- Date: 9–14 September
- Edition: 2nd
- Surface: Clay
- Location: Dobrich, Bulgaria

Champions

Singles
- Guy den Ouden

Doubles
- Liam Draxl / Cleeve Harper
- ← 2024 · Dobrich Challenger · 2025 →

= 2024 Dobrich Challenger II =

The 2024 Izida Cup II was a professional tennis tournament played on clay courts. It was the second edition of the tournament which was part of the 2024 ATP Challenger Tour. It took place in Dobrich, Bulgaria between 9 and 14 September 2024.

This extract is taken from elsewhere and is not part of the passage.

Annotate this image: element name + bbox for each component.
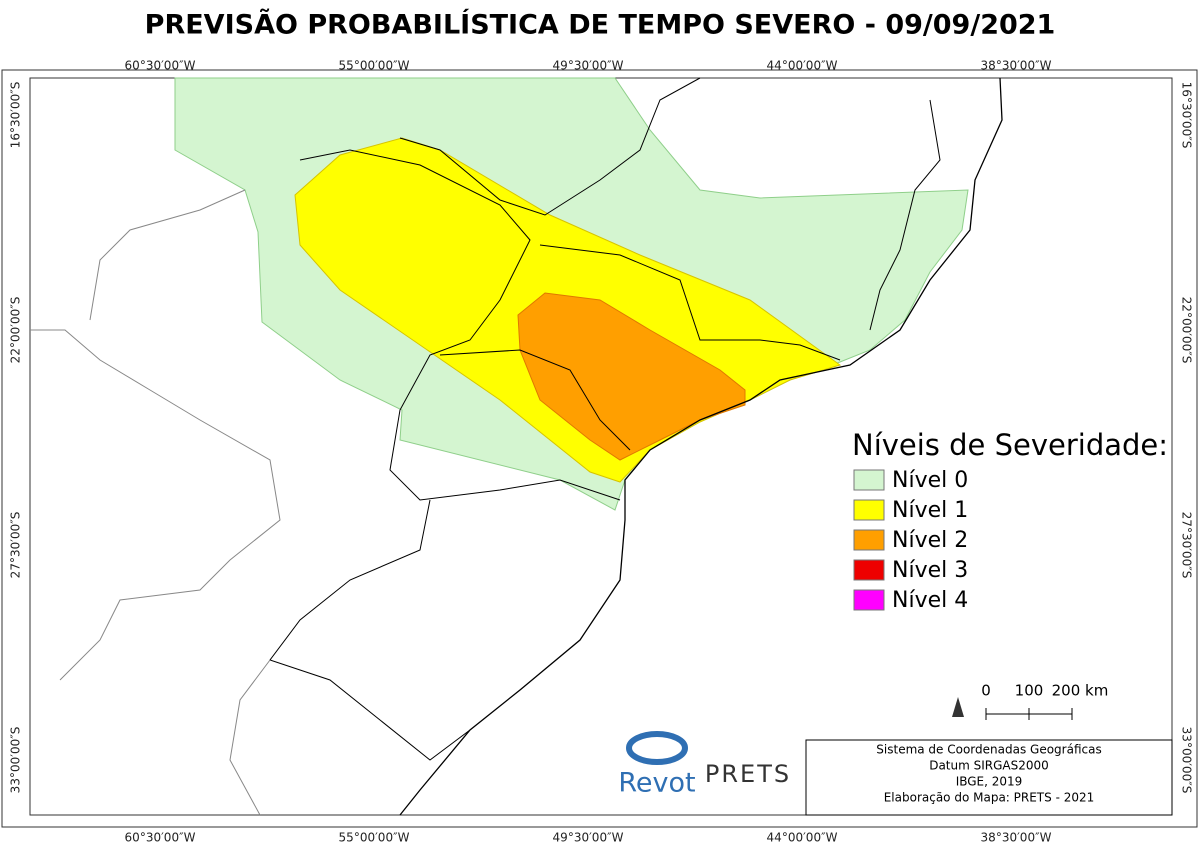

==Singles main-draw entrants==
===Seeds===

| Country | Player | Rank^{1} | Seed |
|---|---|---|---|
| FRA | Valentin Royer | 200 | 1 |
| ITA | Stefano Travaglia | 214 | 2 |
| GBR | Oliver Crawford | 225 | 3 |
| CAN | Liam Draxl | 263 | 4 |
| ITA | Francesco Maestrelli | 269 | 5 |
| ITA | Lorenzo Giustino | 275 | 6 |
| ITA | Enrico Dalla Valle | 280 | 7 |
| FRA | Clément Tabur | 292 | 8 |
| BUL | Dimitar Kuzmanov | 317 | 9 |

- ^{1} Rankings were as of 26 August 2024.

===Other entrants===
The following players received wildcards into the singles main draw:
- BUL Dinko Dinev
- BUL Alexander Donski
- BUL Ivan Ivanov

The following player received entry into the singles main draw as an alternate:
- ARG Genaro Alberto Olivieri

The following players received entry from the qualifying draw:
- ESP Max Alcalá Gurri
- BEL Kimmer Coppejans
- POR Frederico Ferreira Silva
- GER Christoph Negritu
- ITA Filippo Romano
- LAT Robert Strombachs

==Champions==
===Singles===

- NED Guy den Ouden def. NED Jelle Sels 6–2, 6–3.

===Doubles===

- CAN Liam Draxl / CAN Cleeve Harper def. ITA Francesco Maestrelli / ITA Filippo Romano 6–1, 3–6, [12–10].